4. The Lack of Auditability
When auditors ask how you calculated exposure, "ChatGPT generated it" isn't an answer. They need to see the full lineage: Who asked what question? What data sources were accessed? Which queries were executed? What reports were retrieved? What logic was applied?
Generic AI provides lacklustre auditability. Even when logs exist, reconstructing the decision path is difficult, as you can't easily verify which SQL ran, which documents were fetched, or why the system chose one calculation method over another. Trusting answers without a complete audit trail isn't just risky; it is not enough in regulated markets.
The Limits of Generic Tools
Over 80% of financial organisations are integrating AI, but "integrating AI" and "having AI that works in production" are two very different things. This is evidenced by 60% of AI leaders citing legacy integration and compliance as primary barriers, and 95% struggling with the hybrid multi-cloud environments that house sensitive data.

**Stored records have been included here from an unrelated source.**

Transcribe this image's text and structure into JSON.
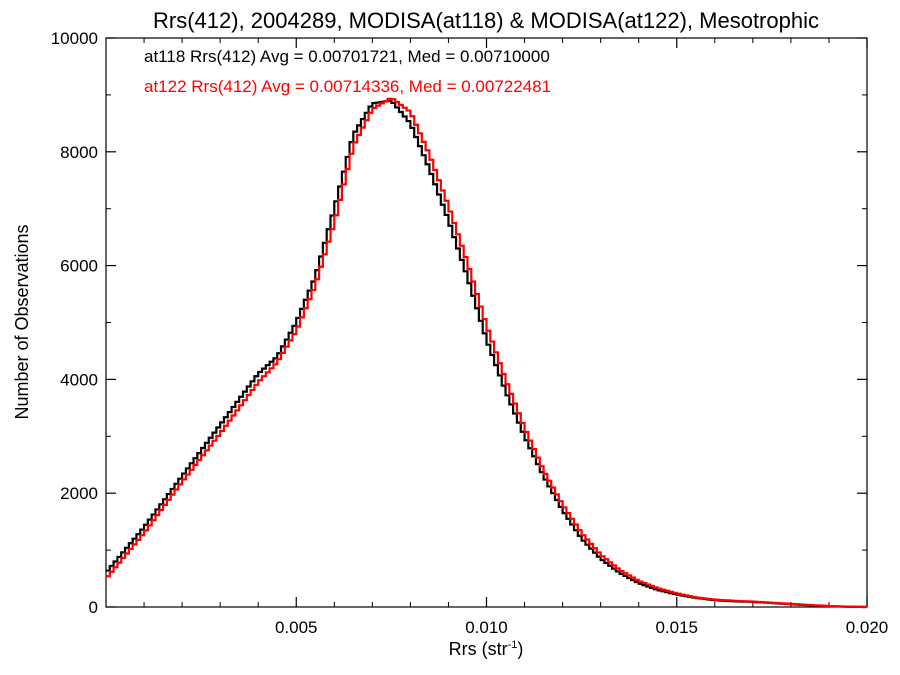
{
  "chart_data": {
    "type": "line",
    "style": "step-histogram",
    "title": "Rrs(412), 2004289, MODISA(at118) & MODISA(at122), Mesotrophic",
    "xlabel_main": "Rrs (str",
    "xlabel_sup": "-1",
    "xlabel_end": ")",
    "ylabel": "Number of Observations",
    "xlim": [
      0.0,
      0.02
    ],
    "ylim": [
      0,
      10000
    ],
    "x_ticks": [
      0.005,
      0.01,
      0.015,
      0.02
    ],
    "x_tick_labels": [
      "0.005",
      "0.010",
      "0.015",
      "0.020"
    ],
    "y_ticks": [
      0,
      2000,
      4000,
      6000,
      8000,
      10000
    ],
    "y_tick_labels": [
      "0",
      "2000",
      "4000",
      "6000",
      "8000",
      "10000"
    ],
    "grid": false,
    "legend_position": "top-left",
    "x": [
      0.0,
      0.001,
      0.002,
      0.003,
      0.004,
      0.0045,
      0.005,
      0.0055,
      0.006,
      0.0065,
      0.007,
      0.0075,
      0.008,
      0.0085,
      0.009,
      0.0095,
      0.01,
      0.0105,
      0.011,
      0.0115,
      0.012,
      0.0125,
      0.013,
      0.0135,
      0.014,
      0.0145,
      0.015,
      0.0155,
      0.016,
      0.0165,
      0.017,
      0.0175,
      0.018,
      0.0185,
      0.019,
      0.0195,
      0.02
    ],
    "series": [
      {
        "name": "at118",
        "color": "#000000",
        "legend": "at118 Rrs(412) Avg = 0.00701721, Med = 0.00710000",
        "values": [
          600,
          1400,
          2300,
          3200,
          4100,
          4400,
          5000,
          5800,
          7000,
          8300,
          8850,
          8900,
          8500,
          7700,
          6800,
          5800,
          4700,
          3800,
          3000,
          2300,
          1700,
          1200,
          850,
          600,
          420,
          300,
          220,
          160,
          120,
          100,
          90,
          70,
          50,
          30,
          15,
          5,
          0
        ]
      },
      {
        "name": "at122",
        "color": "#ff0000",
        "legend": "at122 Rrs(412) Avg = 0.00714336, Med = 0.00722481",
        "values": [
          500,
          1300,
          2200,
          3050,
          3950,
          4300,
          4850,
          5650,
          6750,
          8100,
          8750,
          8950,
          8700,
          7950,
          7050,
          6050,
          4950,
          4000,
          3150,
          2400,
          1800,
          1300,
          920,
          650,
          460,
          330,
          240,
          170,
          130,
          110,
          95,
          75,
          55,
          35,
          18,
          6,
          0
        ]
      }
    ]
  }
}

ChatGPT, Claude, and Gemini are remarkable tools that democratised AI and showed what's possible. They were, however, built for general use cases, not capital markets. They don't understand entity resolution in financial databases. They can't distinguish between similarly named securities. They don't know your firm's calculation methodologies or data science standards, and they can't provide the audit trail regulators require.
The architecture that works for writing emails or summarising articles simply doesn't extend to querying complex financial databases or synthesising structured and unstructured data with regulatory precision.
The Reality of Production
Most firms are still trying to make off-the-shelf AI work, with teams adding prompts, building wrappers, and implementing guardrails. The hope is that enough engineering around generic AI will eventually make it work for financial workflows.
But prompt engineering can't solve architectural limitations. You can't prompt your way to entity resolution. You can't add guardrails that teach an AI your firm's specific calculation rules. You can't wrapper your way to full auditability.
The firms that are actually in production (not just running pilots, but deploying AI at scale in capital markets) built differently from the start. They recognised that finance needs AI with domain knowledge embedded at every layer, not bolted on through prompts.
The choice is now simple: either attempt to retrofit general-purpose tools with ever-more complex wrappers and prompt engineering, or acknowledge the need for purpose-built architecture.
The failure of generic AI is not a technological fault, but an architectural imperative. To move beyond promising pilots and achieve compliance and precision at scale, financial intelligence must be embedded from the ground up. This is the foundation of the Domain Knowledge Stack, which we will explore in detail in Part 2.